Best practices for standard A/B tests

Applying a JavaScript overlay is by far the most common way to conduct A/B tests. In this case, your variants are no more or less than changes applied on the fly when the page loads into the user’s browser. The A/B testing solution manages the whole process from the JavaScript code interpretation of changes you made via a graphics editor, up to data collection, by randomly assigning users to one of the variants and respecting this assignment throughout the test. In this case, your URLs do not change and changes only occur in the client browser (Chrome, Firefox, Internet Explorer, etc.).

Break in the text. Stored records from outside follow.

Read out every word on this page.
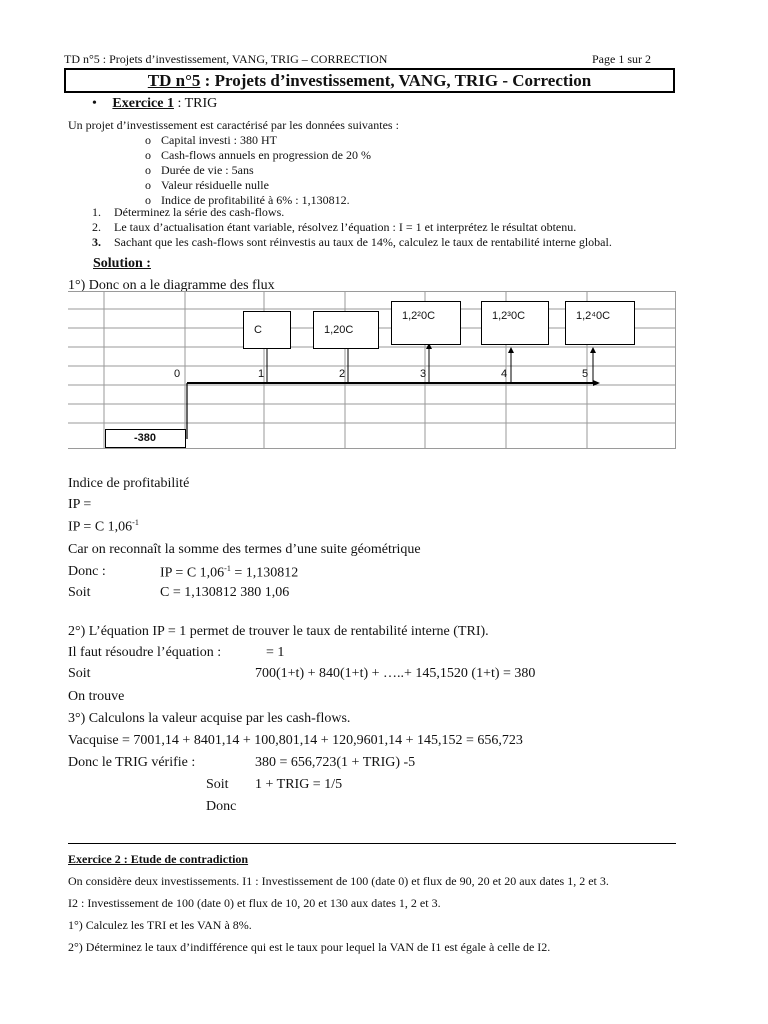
TD n°5 : Projets d’investissement, VANG, TRIG – CORRECTION	Page 1 sur 2
TD n°5 : Projets d’investissement, VANG, TRIG - Correction
• Exercice 1 : TRIG
Un projet d’investissement est caractérisé par les données suivantes :
o Capital investi : 380 HT
o Cash-flows annuels en progression de 20 %
o Durée de vie : 5ans
o Valeur résiduelle nulle
o Indice de profitabilité à 6% : 1,130812.
1. Déterminez la série des cash-flows.
2. Le taux d’actualisation étant variable, résolvez l’équation : I = 1 et interprétez le résultat obtenu.
3. Sachant que les cash-flows sont réinvestis au taux de 14%, calculez le taux de rentabilité interne global.
Solution :
1°) Donc on a le diagramme des flux
0	1	2	3	4	5
C	1,20C
1,2²0C	1,2³0C	1,2⁴0C
-380
Indice de profitabilité
IP =
IP = C $1,06^{-1}$
Car on reconnaît la somme des termes d’une suite géométrique
Donc :	IP = C $1,06^{-1} = 1,130812$
Soit	C = 1,130812 380 1,06
2°) L’équation IP = 1 permet de trouver le taux de rentabilité interne (TRI).
Il faut résoudre l’équation :	= 1
Soit	700(1+t) + 840(1+t) + …..+ 145,1520 (1+t) = 380
On trouve
3°) Calculons la valeur acquise par les cash-flows.
Vacquise = 7001,14 + 8401,14 + 100,801,14 + 120,9601,14 + 145,152 = 656,723
Donc le TRIG vérifie :	380 = 656,723(1 + TRIG) -5
Soit 1 + TRIG = 1/5
Donc
Exercice 2 : Etude de contradiction
On considère deux investissements. I1 : Investissement de 100 (date 0) et flux de 90, 20 et 20 aux dates 1, 2 et 3.
I2 : Investissement de 100 (date 0) et flux de 10, 20 et 130 aux dates 1, 2 et 3.
1°) Calculez les TRI et les VAN à 8%.
2°) Déterminez le taux d’indifférence qui est le taux pour lequel la VAN de I1 est égale à celle de I2.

This type of A/B test does not harm your SEO efforts. While Google is perfectly capable of understanding JavaScript code, these changes will not be a problem if you do not try to trick it by showing it an initial content that is very different from that presented to users. Therefore, make sure that:

  • The number of elements called by the overlay is limited given the overall page and that the test does not overhaul the page’s structure or content.
  • The overlays do not delete or hide elements that are important for the page’s ranking and improve its legitimacy in the eyes of Google (text areas, title, images, internal links, etc.).
  • Only run the experiment as long as necessary. Google knows that the time required for a test will vary depending on how much traffic the tested page gets, but says you should avoid running tests for an unnecessarily long time as they may interpret this as an attempt to deceive, especially if you’re serving one content variant to a large percentage of your users.

Tips:
While it’s better to avoid overlay phases that are too heavy on pages generating traffic, you have complete freedom for pages that Google’s bots do not browse or that do not have an SEO benefit (account or basket pages, purchase tunnel pages, etc.). Don’t hesitate to test new optimizations on these pages that are key to your conversion rate!

What about mobile SEO?

Using your A/B testing solution to improve the user journey on mobile devices is a use case that we sometimes encounter. This is a particularly sensitive point for SEO since Google is rolling out its Mobile First Indexing.

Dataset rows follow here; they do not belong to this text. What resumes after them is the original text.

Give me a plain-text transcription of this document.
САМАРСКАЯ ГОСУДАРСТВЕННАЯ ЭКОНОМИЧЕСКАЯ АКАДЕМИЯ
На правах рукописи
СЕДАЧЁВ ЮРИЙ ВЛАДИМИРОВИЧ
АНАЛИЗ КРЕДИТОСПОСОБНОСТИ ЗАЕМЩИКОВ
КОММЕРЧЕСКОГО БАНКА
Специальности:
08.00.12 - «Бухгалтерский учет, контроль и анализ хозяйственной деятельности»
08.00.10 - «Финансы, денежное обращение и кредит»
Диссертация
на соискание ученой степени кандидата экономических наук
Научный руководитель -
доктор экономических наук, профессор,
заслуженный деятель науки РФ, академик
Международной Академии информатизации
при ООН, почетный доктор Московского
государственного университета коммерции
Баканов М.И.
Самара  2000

Until now, Google’s ranking algorithm was based primarily on the content of a site’s desktop version to position it in both desktop and mobile search results. With the Mobile First Indexing algorithm, Google is switching this logic around: the search engine will now use the mobile page’s content as a ranking signal rather than the desktop version, no matter what the device.

Therefore, it’s particularly important to not remove from mobile navigation – for UX reasons – elements that are vital to SEO, like, for example, removing page-top content that takes up too much space on a smartphone.

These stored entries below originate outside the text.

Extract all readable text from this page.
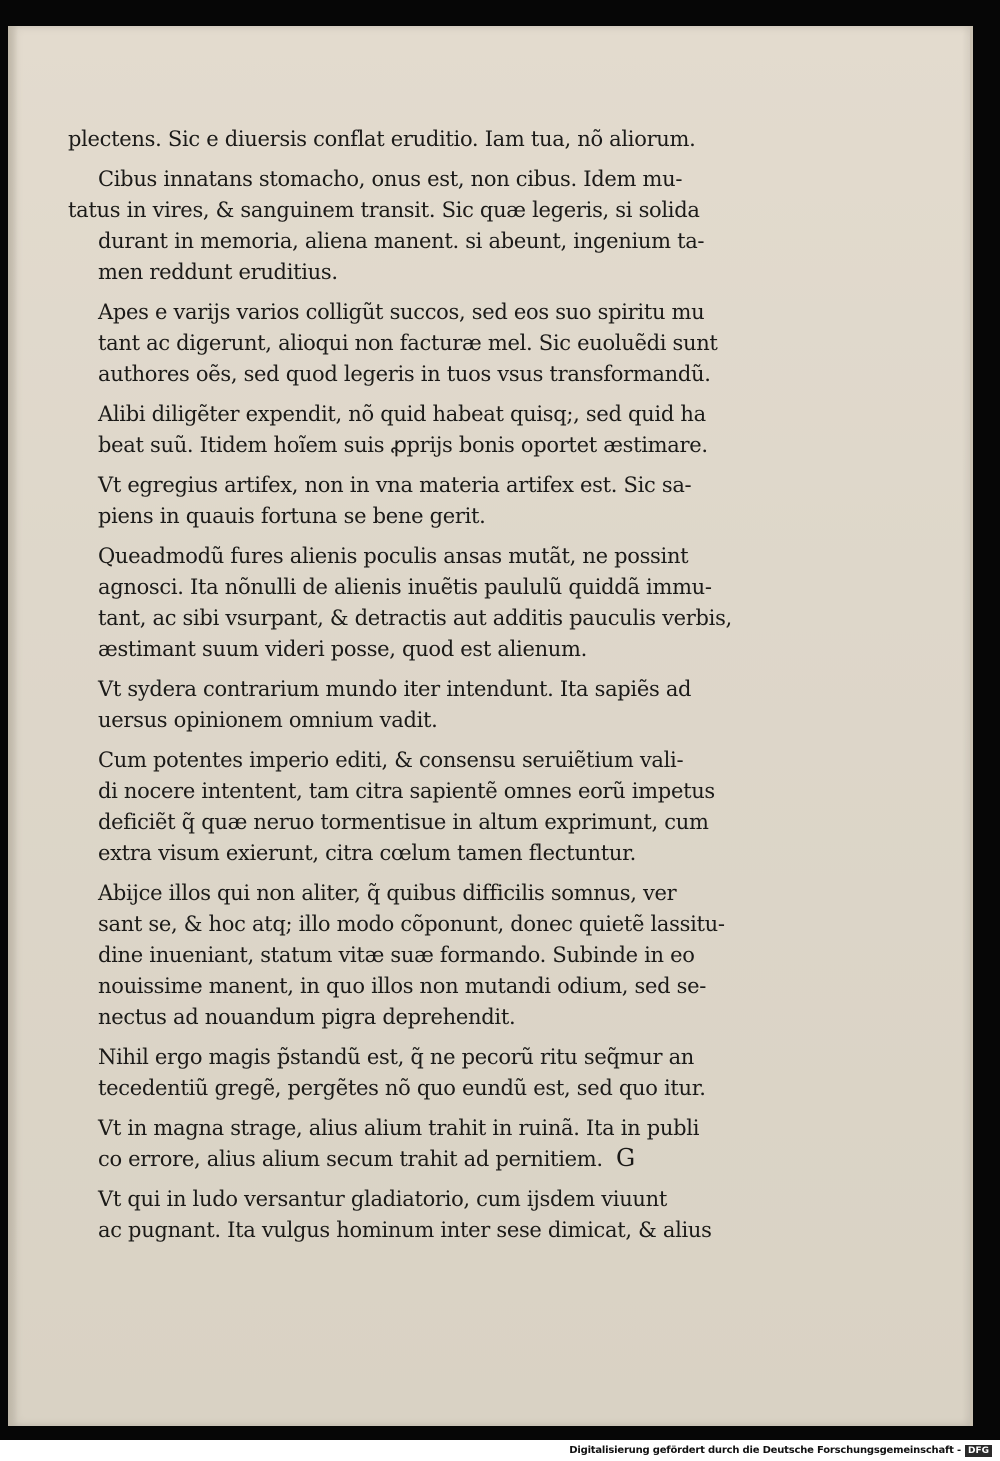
plectens. Sic e diuersis conflat eruditio. Iam tua, nõ aliorum.

Cibus innatans stomacho, onus est, non cibus. Idem mu-
tatus in vires, & sanguinem transit. Sic quæ legeris, si solida
durant in memoria, aliena manent. si abeunt, ingenium ta-
men reddunt eruditius.

Apes e varijs varios colligũt succos, sed eos suo spiritu mu
tant ac digerunt, alioqui non facturæ mel. Sic euoluẽdi sunt
authores oẽs, sed quod legeris in tuos vsus transformandũ.

Alibi diligẽter expendit, nõ quid habeat quisq;, sed quid ha
beat suũ. Itidem hoĩem suis ꝓprijs bonis oportet æstimare.

Vt egregius artifex, non in vna materia artifex est. Sic sa-
piens in quauis fortuna se bene gerit.

Queadmodũ fures alienis poculis ansas mutãt, ne possint
agnosci. Ita nõnulli de alienis inuẽtis paululũ quiddã immu-
tant, ac sibi vsurpant, & detractis aut additis pauculis verbis,
æstimant suum videri posse, quod est alienum.

Vt sydera contrarium mundo iter intendunt. Ita sapiẽs ad
uersus opinionem omnium vadit.

Cum potentes imperio editi, & consensu seruiẽtium vali-
di nocere intentent, tam citra sapientẽ omnes eorũ impetus
deficiẽt q̃ quæ neruo tormentisue in altum exprimunt, cum
extra visum exierunt, citra cœlum tamen flectuntur.

Abijce illos qui non aliter, q̃ quibus difficilis somnus, ver
sant se, & hoc atq; illo modo cõponunt, donec quietẽ lassitu-
dine inueniant, statum vitæ suæ formando. Subinde in eo
nouissime manent, in quo illos non mutandi odium, sed se-
nectus ad nouandum pigra deprehendit.

Nihil ergo magis p̃standũ est, q̃ ne pecorũ ritu seq̃mur an
tecedentiũ gregẽ, pergẽtes nõ quo eundũ est, sed quo itur.

Vt in magna strage, alius alium trahit in ruinã. Ita in publi
co errore, alius alium secum trahit ad pernitiem.

Vt qui in ludo versantur gladiatorio, cum ijsdem viuunt
ac pugnant. Ita vulgus hominum inter sese dimicat, & alius

G
Digitalisierung gefördert durch die Deutsche Forschungsgemeinschaft - DFG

Can personalization impact your SEO?

Some A/B testing tools also offer user personalization capabilities. AB Tasty, for example, helps you boost user engagement via custom scenarios. Depending on your visitors’ profile or their journeys on your website, you can easily offer them messages or a personalized browsing experience that is more likely to help them convert.

Can these practices have an impact on your SEO? Like for A/B tests using JavaScript, impact from SEO is limited but some special cases should be taken into consideration.

For instance, highlighting customized content with an interstitial (pop-in) presents a challenge in terms of SEO, notably on mobile. Since January 2017, Google considers it to be harmful to the user experience since the page’s content is not easily accessible. So personalized interstitials must be adjusted to Google’s expectations. Otherwise, you take the risk of seeing your site lose ranking and the resulting traffic.

Note that Google seems to tolerate legal interstitials that take up a majority of the screen (cookie information, age verification, etc.) for which there is no SEO impact.